Typical Sources of Funding
US Department of Housing and Urban Development (HUD)
Historically, HUD directly supported the development of housing that served many different types of households. Currently, HUD does not provide financing for family developments, but makes a limited amount of funding available for housing that serves seniors and people with disabilities. Some funds for the development of family housing are distributed through local public agencies. For the last decade, very limited funding has been available for the Section 8 program. The Section 8 program is important because it subsidizes the ongoing operating costs of affordable housing. With limited Section 8 funds available, it has been increasingly difficult to develop housing that serves households with very low incomes because it often costs more to operate a building than very low-income tenants can afford.
Conventional Financing (Bank Mortgages)
Like market-rate developers, nonprofits use conventional financing from banks. The loan, or mortgage, from a private bank must be repaid with interest, often at the market rate.

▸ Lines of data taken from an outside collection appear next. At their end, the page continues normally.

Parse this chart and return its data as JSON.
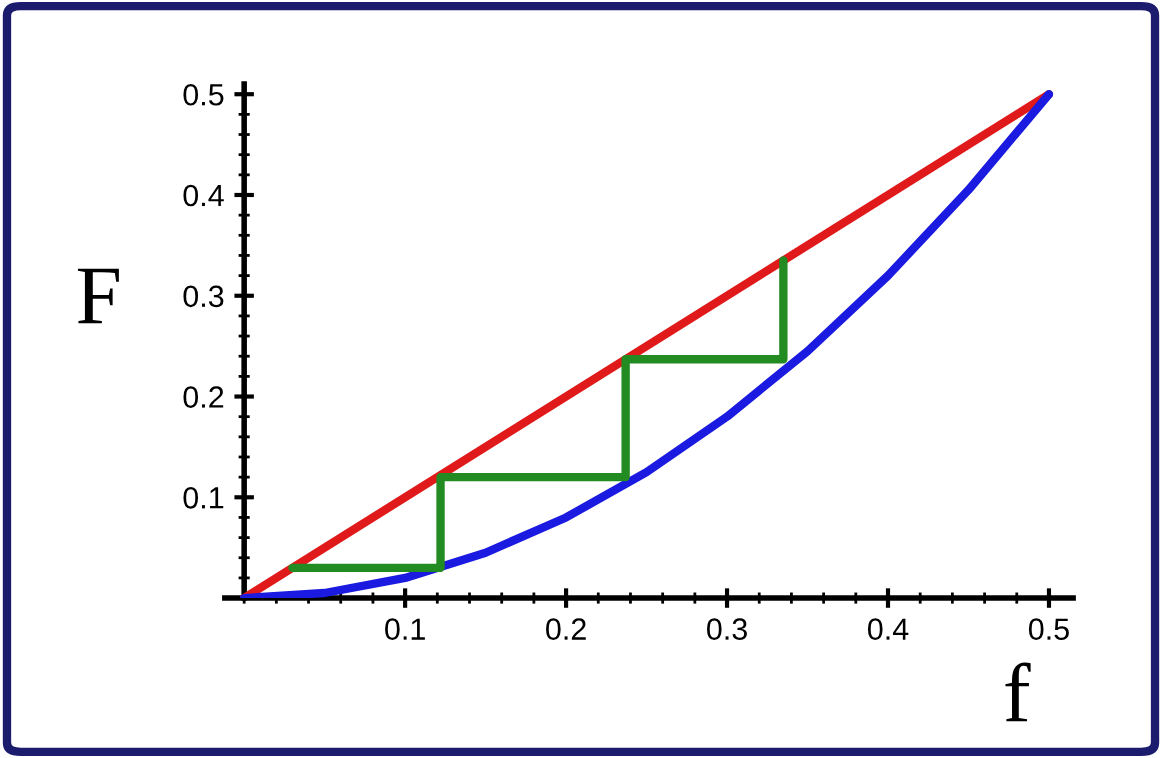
{
  "chart_data": {
    "type": "line",
    "xlabel": "f",
    "ylabel": "F",
    "xlim": [
      -0.012,
      0.515
    ],
    "ylim": [
      0,
      0.51
    ],
    "xticks": [
      0.1,
      0.2,
      0.3,
      0.4,
      0.5
    ],
    "yticks": [
      0.1,
      0.2,
      0.3,
      0.4,
      0.5
    ],
    "grid": false,
    "legend": false,
    "marker": "none",
    "line_style": "solid",
    "series": [
      {
        "color": "#e01a1a",
        "x": [
          0,
          0.5
        ],
        "values": [
          0,
          0.5
        ]
      },
      {
        "color": "#1a1ae0",
        "x": [
          0,
          0.05,
          0.1,
          0.15,
          0.2,
          0.25,
          0.3,
          0.35,
          0.4,
          0.45,
          0.5
        ],
        "values": [
          0,
          0.005,
          0.02,
          0.045,
          0.08,
          0.125,
          0.18,
          0.245,
          0.32,
          0.405,
          0.5
        ]
      },
      {
        "color": "#228b22",
        "x": [
          0.03,
          0.122,
          0.122,
          0.237,
          0.237,
          0.335,
          0.335
        ],
        "values": [
          0.03,
          0.03,
          0.12,
          0.12,
          0.237,
          0.237,
          0.335
        ]
      }
    ]
  }
}
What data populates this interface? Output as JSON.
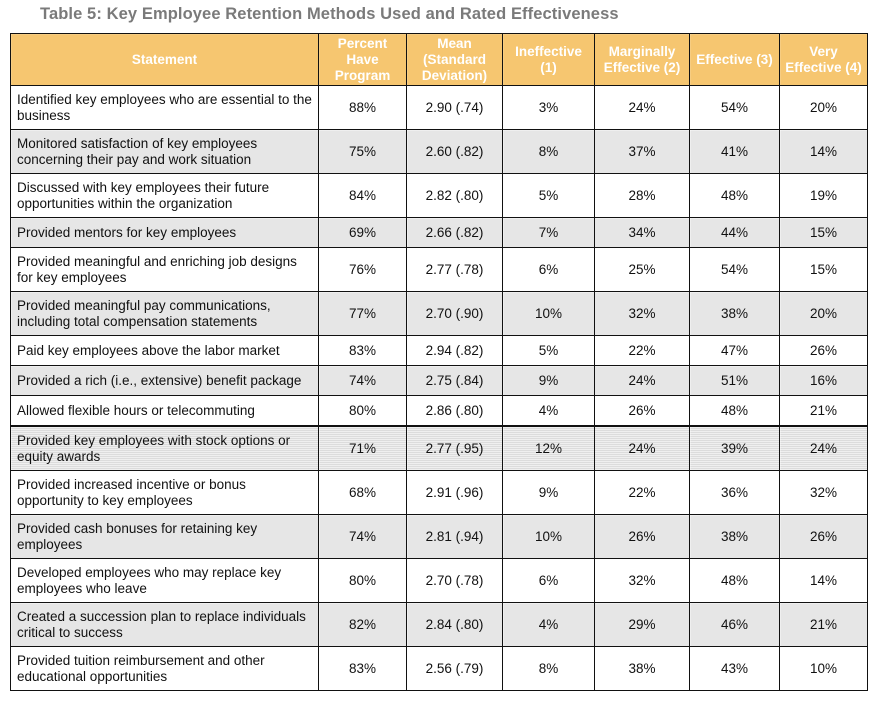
{
  "caption": "Table 5: Key Employee Retention Methods Used and Rated Effectiveness",
  "headers": [
    "Statement",
    "Percent Have Program",
    "Mean (Standard Deviation)",
    "Ineffective (1)",
    "Marginally Effective (2)",
    "Effective (3)",
    "Very Effective (4)"
  ],
  "rows": [
    [
      "Identified key employees who are essential to the business",
      "88%",
      "2.90 (.74)",
      "3%",
      "24%",
      "54%",
      "20%"
    ],
    [
      "Monitored satisfaction of key employees concerning their pay and work situation",
      "75%",
      "2.60 (.82)",
      "8%",
      "37%",
      "41%",
      "14%"
    ],
    [
      "Discussed with key employees their future opportunities within the organization",
      "84%",
      "2.82 (.80)",
      "5%",
      "28%",
      "48%",
      "19%"
    ],
    [
      "Provided mentors for key employees",
      "69%",
      "2.66 (.82)",
      "7%",
      "34%",
      "44%",
      "15%"
    ],
    [
      "Provided meaningful and enriching job designs for key employees",
      "76%",
      "2.77 (.78)",
      "6%",
      "25%",
      "54%",
      "15%"
    ],
    [
      "Provided meaningful pay communications, including total compensation statements",
      "77%",
      "2.70 (.90)",
      "10%",
      "32%",
      "38%",
      "20%"
    ],
    [
      "Paid key employees above the labor market",
      "83%",
      "2.94 (.82)",
      "5%",
      "22%",
      "47%",
      "26%"
    ],
    [
      "Provided a rich (i.e., extensive) benefit package",
      "74%",
      "2.75 (.84)",
      "9%",
      "24%",
      "51%",
      "16%"
    ],
    [
      "Allowed flexible hours or telecommuting",
      "80%",
      "2.86 (.80)",
      "4%",
      "26%",
      "48%",
      "21%"
    ],
    [
      "Provided key employees with stock options or equity awards",
      "71%",
      "2.77 (.95)",
      "12%",
      "24%",
      "39%",
      "24%"
    ],
    [
      "Provided increased incentive or bonus opportunity to key employees",
      "68%",
      "2.91 (.96)",
      "9%",
      "22%",
      "36%",
      "32%"
    ],
    [
      "Provided cash bonuses for retaining key employees",
      "74%",
      "2.81 (.94)",
      "10%",
      "26%",
      "38%",
      "26%"
    ],
    [
      "Developed employees who may replace key employees who leave",
      "80%",
      "2.70 (.78)",
      "6%",
      "32%",
      "48%",
      "14%"
    ],
    [
      "Created a succession plan to replace individuals critical to success",
      "82%",
      "2.84 (.80)",
      "4%",
      "29%",
      "46%",
      "21%"
    ],
    [
      "Provided tuition reimbursement and other educational opportunities",
      "83%",
      "2.56 (.79)",
      "8%",
      "38%",
      "43%",
      "10%"
    ]
  ]
}
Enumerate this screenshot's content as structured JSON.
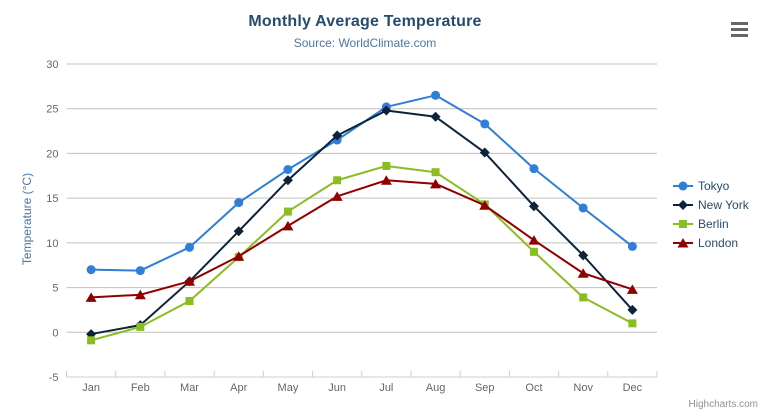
{
  "header": {
    "title": "Monthly Average Temperature",
    "subtitle": "Source: WorldClimate.com"
  },
  "export_menu": {
    "icon": "hamburger-icon"
  },
  "credits": {
    "text": "Highcharts.com"
  },
  "legend": {
    "position": "right"
  },
  "colors": {
    "title": "#274b6d",
    "subtitle": "#4d759e",
    "axis_title": "#4d759e",
    "axis_label": "#666666",
    "axis_line": "#C0D0E0",
    "grid": "#C0C0C0",
    "legend_text": "#274b6d",
    "credits": "#909090",
    "menu_icon": "#666666"
  },
  "chart_data": {
    "type": "line",
    "title": "Monthly Average Temperature",
    "subtitle": "Source: WorldClimate.com",
    "xlabel": "",
    "ylabel": "Temperature (°C)",
    "ylim": [
      -5,
      30
    ],
    "yticks": [
      -5,
      0,
      5,
      10,
      15,
      20,
      25,
      30
    ],
    "grid": true,
    "legend_position": "right",
    "categories": [
      "Jan",
      "Feb",
      "Mar",
      "Apr",
      "May",
      "Jun",
      "Jul",
      "Aug",
      "Sep",
      "Oct",
      "Nov",
      "Dec"
    ],
    "series": [
      {
        "name": "Tokyo",
        "color": "#2f7ed8",
        "marker": "circle",
        "values": [
          7.0,
          6.9,
          9.5,
          14.5,
          18.2,
          21.5,
          25.2,
          26.5,
          23.3,
          18.3,
          13.9,
          9.6
        ]
      },
      {
        "name": "New York",
        "color": "#0d233a",
        "marker": "diamond",
        "values": [
          -0.2,
          0.8,
          5.7,
          11.3,
          17.0,
          22.0,
          24.8,
          24.1,
          20.1,
          14.1,
          8.6,
          2.5
        ]
      },
      {
        "name": "Berlin",
        "color": "#8bbc21",
        "marker": "square",
        "values": [
          -0.9,
          0.6,
          3.5,
          8.4,
          13.5,
          17.0,
          18.6,
          17.9,
          14.3,
          9.0,
          3.9,
          1.0
        ]
      },
      {
        "name": "London",
        "color": "#910000",
        "marker": "triangle",
        "values": [
          3.9,
          4.2,
          5.7,
          8.5,
          11.9,
          15.2,
          17.0,
          16.6,
          14.2,
          10.3,
          6.6,
          4.8
        ]
      }
    ]
  }
}
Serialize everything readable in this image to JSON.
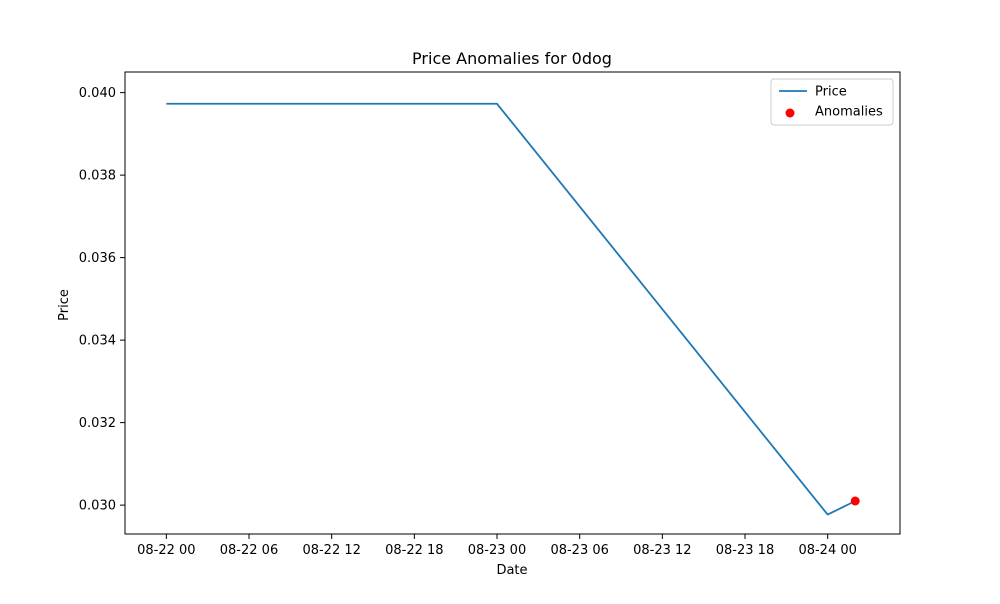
{
  "chart_data": {
    "type": "line",
    "title": "Price Anomalies for 0dog",
    "xlabel": "Date",
    "ylabel": "Price",
    "x_ticks": [
      "08-22 00",
      "08-22 06",
      "08-22 12",
      "08-22 18",
      "08-23 00",
      "08-23 06",
      "08-23 12",
      "08-23 18",
      "08-24 00"
    ],
    "y_ticks": [
      "0.030",
      "0.032",
      "0.034",
      "0.036",
      "0.038",
      "0.040"
    ],
    "xlim": [
      "2024-08-21T21:00",
      "2024-08-24T05:15"
    ],
    "ylim": [
      0.0293,
      0.0405
    ],
    "grid": false,
    "legend_position": "top-right",
    "series": [
      {
        "name": "Price",
        "kind": "line",
        "color": "#1f77b4",
        "points": [
          {
            "x": "2024-08-22T00:00",
            "y": 0.03973
          },
          {
            "x": "2024-08-23T00:00",
            "y": 0.03973
          },
          {
            "x": "2024-08-24T00:00",
            "y": 0.02977
          },
          {
            "x": "2024-08-24T02:00",
            "y": 0.0301
          }
        ]
      },
      {
        "name": "Anomalies",
        "kind": "scatter",
        "color": "#ff0000",
        "points": [
          {
            "x": "2024-08-24T02:00",
            "y": 0.0301
          }
        ]
      }
    ]
  }
}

Bank mortgages help defray the cost of developing the units, but because the loans must be repaid with interest and because the goal is to provide low rents, conventional mortgages typically cover only a relatively small portion o development costs. Obviously, tenant rents could be reduced if there were no mortgage payment; however the lack of other sources of housing subsidy means that developers have to leverage as much private financing as possible. Once the developer has a mortgage, all the other financing must be "free" or the rents cannot be make affordable. In other words, they can't rely on tenants' rent for repayment. Today typical sources for filling the remaining "funding gap" are low-income tax credit equity, deferred payment loans, public and private grants, fee waivers or reductions.
Sponsors can compete to obtain allocations of federal and state low-income tax credits. Using tax credits, sponsors can partner with corporate investors who provide equity to the development in exchange for the tax benefits generated by the housing. Although using tax credit financing is extremely complicated and adds administrative costs, it fills a substantial portion of the funding gap with no impact on the tenants' rents. With the reductions in financing from HUD, tax credits are very valuable. Tax credit equity typically covers 40% -50% of project costs.
Public Agency Deferred Payment Loans
Local public agencies have a number of resources for providing funding for affordable housing development. Limited resources are funneled from HUD to states, cities and counties through Community Development Block grants (CDBG), the HOME Investment Partnership Program (HOME), and the Housing Opportunities for People With AIDS (HOPWA) program. Very limited funding is available directly from the state. In addition, redevelopment agencies in California are required to reserve for affordable housing 20% of the increased property taxes generated in redevelopment areas. Public agencies typically award these funds to sponsors whose projects meet local needs. The awards are typically made as loans to the developer, with all payments of principal and interest deferred, as long as the development continues to provide decent well-managed housing with affordable rents.
In areas where development is particularly costly, such as Los Angeles and the Bay Area, combining a conventional mortgage, tax credits and public agency funds is usually still not enough to make a development feasible. Other sources that developers may have to include are the Federal Home Loan Bank's Affordable Housing Program (AHP), private foundation or corporate grants, fee waivers or reductions from local public agencies, and the State of California's Proposition 1A rebate program for local school impact fees.